The inventor of the (unpatented) spinning mule, Crompton died poor and unremarked in 1827. Posthumously he rose to fame, thanks initially to Gilbert French, a local antiquarian who, in 1859, published his biography. French’s championing of Crompton inspired Bolton’s workers to fund the bronze statue by William Calder Marshall, unveiled in the town in 1862. Bolton’s centenary celebrations in 1927 included a children’s pageant, which culminated in a song, inviting “Ye Men of Crompton’s Native Town… [to] Sound his Fame Across the Earth”. Crompton’s childhood home, Hall i’ th’ Wood is now open to the public.
2. Matthew Boulton (Birmingham)
Boulton was at least as prominent in life as Watt, yet has posthumously been overshadowed, even in his home town of Birmingham. Boulton’s entrepreneurial and inventive talents (especially his coining machinery, supplied to numerous European mints) would not be so well remembered today without Watt’s steam engines. The centenary of his death in 1909 passed with little fanfare, but this year’s bicentenary celebration promises to make amends. In 1956, Birmingham commissioned William Bloye’s bronze Conversazione, in which the life-size figures of Boulton, Watt and William Murdoch discuss an engineering drawing. In 1995, Boulton’s home, Soho House, was opened as a museum to him and his Lunar Society friends.
3. Abraham Darby (Ironbridge)
Born in Wren’s Nest (Worcs) in 1678, Darby’s prime association is with Coalbrookdale, where in 1709 he reputedly invented the smelting of iron with (coked) coal, and founded a major iron-making dynasty. The greatest monument to his achievements is the world’s first iron bridge, which has spanned the Severn Gorge at Coalbrookdale since 1779. Its inter-locking parts were cast in the Darby foundry, which by then had passed to his grandson, Abraham Darby III (1750–89). Since 1967 the Ironbridge Gorge Museum Trust has preserved the remains of industry in the gorge by establishing several highly innovative museums. This year it is celebrating the 300th anniversary of Darby’s invention.
4. James Watt (Glasgow)
By 1834, Glasgow boasted three statues of Watt, two the product of public subscriptions, one the gift of James Watt Junior to the university. Between 1864 and 1906, five more statues were privately commissioned for the city’s buildings. Glasgow’s engineering societies hold an annual James Watt Anniversary Dinner; Glasgow University named its engineering laboratories after him, and in 1919 marked the centenary of his death by establishing two James Watt chairs of engineering, funded chiefly by Scottish engineers.

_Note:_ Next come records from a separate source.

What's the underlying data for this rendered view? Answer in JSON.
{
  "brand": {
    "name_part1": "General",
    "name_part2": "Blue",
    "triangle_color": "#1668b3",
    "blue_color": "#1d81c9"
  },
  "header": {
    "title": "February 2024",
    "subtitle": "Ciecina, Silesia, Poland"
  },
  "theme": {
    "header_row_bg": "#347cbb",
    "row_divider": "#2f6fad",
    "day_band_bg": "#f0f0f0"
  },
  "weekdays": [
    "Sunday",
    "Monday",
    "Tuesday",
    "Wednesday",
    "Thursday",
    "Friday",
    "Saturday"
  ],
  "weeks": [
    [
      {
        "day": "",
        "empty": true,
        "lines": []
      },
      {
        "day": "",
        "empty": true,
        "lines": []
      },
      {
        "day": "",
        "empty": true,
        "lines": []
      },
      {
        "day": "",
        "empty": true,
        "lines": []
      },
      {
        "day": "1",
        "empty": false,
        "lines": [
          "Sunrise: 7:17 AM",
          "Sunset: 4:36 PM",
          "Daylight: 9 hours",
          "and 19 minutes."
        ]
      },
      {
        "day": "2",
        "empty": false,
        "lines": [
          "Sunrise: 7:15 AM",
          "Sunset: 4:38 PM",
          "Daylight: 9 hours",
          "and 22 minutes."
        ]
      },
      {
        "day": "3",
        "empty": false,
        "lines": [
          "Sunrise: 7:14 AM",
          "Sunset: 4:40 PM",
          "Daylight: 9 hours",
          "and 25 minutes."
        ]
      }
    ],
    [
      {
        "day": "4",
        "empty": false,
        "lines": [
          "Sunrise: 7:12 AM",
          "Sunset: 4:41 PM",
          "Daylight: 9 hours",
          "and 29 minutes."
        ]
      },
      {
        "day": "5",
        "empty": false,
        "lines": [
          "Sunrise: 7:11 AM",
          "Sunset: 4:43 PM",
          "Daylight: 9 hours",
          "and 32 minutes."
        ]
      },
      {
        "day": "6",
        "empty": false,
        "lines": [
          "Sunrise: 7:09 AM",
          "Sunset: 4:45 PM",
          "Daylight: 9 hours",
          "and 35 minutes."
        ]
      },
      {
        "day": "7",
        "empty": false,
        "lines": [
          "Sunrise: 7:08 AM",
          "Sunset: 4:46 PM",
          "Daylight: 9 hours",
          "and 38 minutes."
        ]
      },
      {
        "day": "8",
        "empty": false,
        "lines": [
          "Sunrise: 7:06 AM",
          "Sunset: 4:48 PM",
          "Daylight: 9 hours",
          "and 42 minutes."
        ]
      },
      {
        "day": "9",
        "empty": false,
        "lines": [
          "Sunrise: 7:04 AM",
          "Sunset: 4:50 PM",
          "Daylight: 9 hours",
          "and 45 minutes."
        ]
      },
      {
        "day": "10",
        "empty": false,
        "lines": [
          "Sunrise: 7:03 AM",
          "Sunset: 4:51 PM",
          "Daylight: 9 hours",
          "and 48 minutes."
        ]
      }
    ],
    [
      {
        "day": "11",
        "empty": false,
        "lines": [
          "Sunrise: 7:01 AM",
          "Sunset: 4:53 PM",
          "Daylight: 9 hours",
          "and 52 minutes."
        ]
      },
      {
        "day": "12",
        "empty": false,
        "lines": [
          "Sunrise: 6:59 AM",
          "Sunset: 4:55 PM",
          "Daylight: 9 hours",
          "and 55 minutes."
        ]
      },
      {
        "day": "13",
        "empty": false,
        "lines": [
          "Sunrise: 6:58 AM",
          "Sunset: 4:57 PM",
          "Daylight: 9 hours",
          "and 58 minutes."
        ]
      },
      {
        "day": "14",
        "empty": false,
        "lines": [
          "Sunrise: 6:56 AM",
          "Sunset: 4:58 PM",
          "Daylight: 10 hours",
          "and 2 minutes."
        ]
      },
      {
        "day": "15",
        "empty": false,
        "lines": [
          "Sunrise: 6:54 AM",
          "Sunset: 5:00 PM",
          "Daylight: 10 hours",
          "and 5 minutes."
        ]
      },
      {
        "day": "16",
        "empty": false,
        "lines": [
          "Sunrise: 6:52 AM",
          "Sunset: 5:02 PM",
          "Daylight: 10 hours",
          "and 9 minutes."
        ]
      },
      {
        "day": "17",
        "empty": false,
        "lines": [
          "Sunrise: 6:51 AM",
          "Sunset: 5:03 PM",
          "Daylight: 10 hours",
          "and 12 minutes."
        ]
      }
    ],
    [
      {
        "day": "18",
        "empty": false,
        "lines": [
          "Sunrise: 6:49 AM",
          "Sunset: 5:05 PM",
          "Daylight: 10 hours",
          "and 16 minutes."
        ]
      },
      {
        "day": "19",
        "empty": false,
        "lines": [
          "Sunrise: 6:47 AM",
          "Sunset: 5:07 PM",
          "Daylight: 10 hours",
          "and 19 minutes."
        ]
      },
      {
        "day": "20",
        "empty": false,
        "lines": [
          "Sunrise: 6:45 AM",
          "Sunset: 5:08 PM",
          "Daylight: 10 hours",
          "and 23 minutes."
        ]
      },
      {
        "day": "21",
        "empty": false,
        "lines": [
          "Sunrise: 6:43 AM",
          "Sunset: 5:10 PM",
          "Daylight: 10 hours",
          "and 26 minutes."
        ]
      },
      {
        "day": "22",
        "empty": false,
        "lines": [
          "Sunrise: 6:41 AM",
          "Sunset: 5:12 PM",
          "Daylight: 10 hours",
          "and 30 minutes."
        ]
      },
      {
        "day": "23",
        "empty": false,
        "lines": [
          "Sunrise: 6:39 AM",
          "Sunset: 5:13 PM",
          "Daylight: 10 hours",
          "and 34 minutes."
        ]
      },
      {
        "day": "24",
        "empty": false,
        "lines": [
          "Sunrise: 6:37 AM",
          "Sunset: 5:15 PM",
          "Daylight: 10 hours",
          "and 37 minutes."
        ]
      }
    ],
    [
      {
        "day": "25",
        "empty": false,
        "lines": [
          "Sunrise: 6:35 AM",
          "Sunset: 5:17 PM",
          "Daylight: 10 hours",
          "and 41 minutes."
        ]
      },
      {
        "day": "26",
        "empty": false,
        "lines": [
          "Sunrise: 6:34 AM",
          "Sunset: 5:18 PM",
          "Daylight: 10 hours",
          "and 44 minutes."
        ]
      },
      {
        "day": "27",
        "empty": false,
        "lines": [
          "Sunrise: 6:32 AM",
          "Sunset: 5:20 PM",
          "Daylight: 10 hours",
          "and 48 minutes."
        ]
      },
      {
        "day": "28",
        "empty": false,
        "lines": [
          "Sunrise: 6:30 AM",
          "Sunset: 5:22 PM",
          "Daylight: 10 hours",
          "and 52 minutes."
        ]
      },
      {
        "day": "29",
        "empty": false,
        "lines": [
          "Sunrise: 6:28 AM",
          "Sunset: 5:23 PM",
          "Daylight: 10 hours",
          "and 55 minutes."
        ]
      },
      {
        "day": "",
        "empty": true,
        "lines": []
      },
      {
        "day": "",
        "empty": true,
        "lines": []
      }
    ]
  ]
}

5. George Stephenson (Newcastle-upon-Tyne)
George and his son, Robert, were born on Tyneside and lived most of their lives there; their locomotive workshops (Robert Stephenson & Co) were a major employer. The city’s chief monument to George, erected in 1862, stands in Neville Street, appropriately close to the railway station. Some 70,000 people attended the inauguration festivities. In 1881, Newcastle celebrated the centenary of his birth even more grandly, with exhibitions, lectures, fireworks, a public breakfast to launch a ‘Stephenson scholarship’ fund and a procession of 16 locomotives from the central station to his birthplace at Wylam and back. Stephenson’s birthplace is now in the care of the National Trust.
6. Richard Trevithick (Camborne)
Allegedly saved from a pauper’s funeral by his fellow workers in Dartford (Kent) in 1833, Trevithick was rediscovered when the Institution of Civil Engineers launched a subscription for a memorial window in Westminster Abbey to mark the 50th anniversary of his death. That window now features Cornish symbols and four angels, each holding a drawing of a Trevithick invention – including ‘Railway locomotive, 1808’. On Christmas Eve 1901, Camborne celebrated the centenary of the steam road locomotive, the Puffing Devil’s journey through the town. This inaugurated Camborne’s annual ‘Trevithick Day’, which in 2001 featured a full-scale replica of the Puffing Devil. Since 1932, a statue of Trevithick has stood in front of the town hall.
7. Isambard Kingdom Brunel (Bristol)
Although born in Portsmouth, Brunel has been claimed by Bristol, which in 2006 celebrated his ‘200th birthday’ with year-long festivities, centred on his Clifton Suspension Bridge, Temple Meads station, and the SS Great Britain museum. Famous in his lifetime, especially for the Thames tunnel, the Great Western Railway, and three ocean-going steam-ships, Brunel’s star faded after his death in 1859. Its revival began in 1957 with LTC Rolt’s outstanding biography, which stimulated concern for the SS Great Britain, beached in the Falkland islands 20 years earlier. Her rusty hull was towed back into Bristol’s Great Western Dock in 1970 and restored to her former glory, as a museum.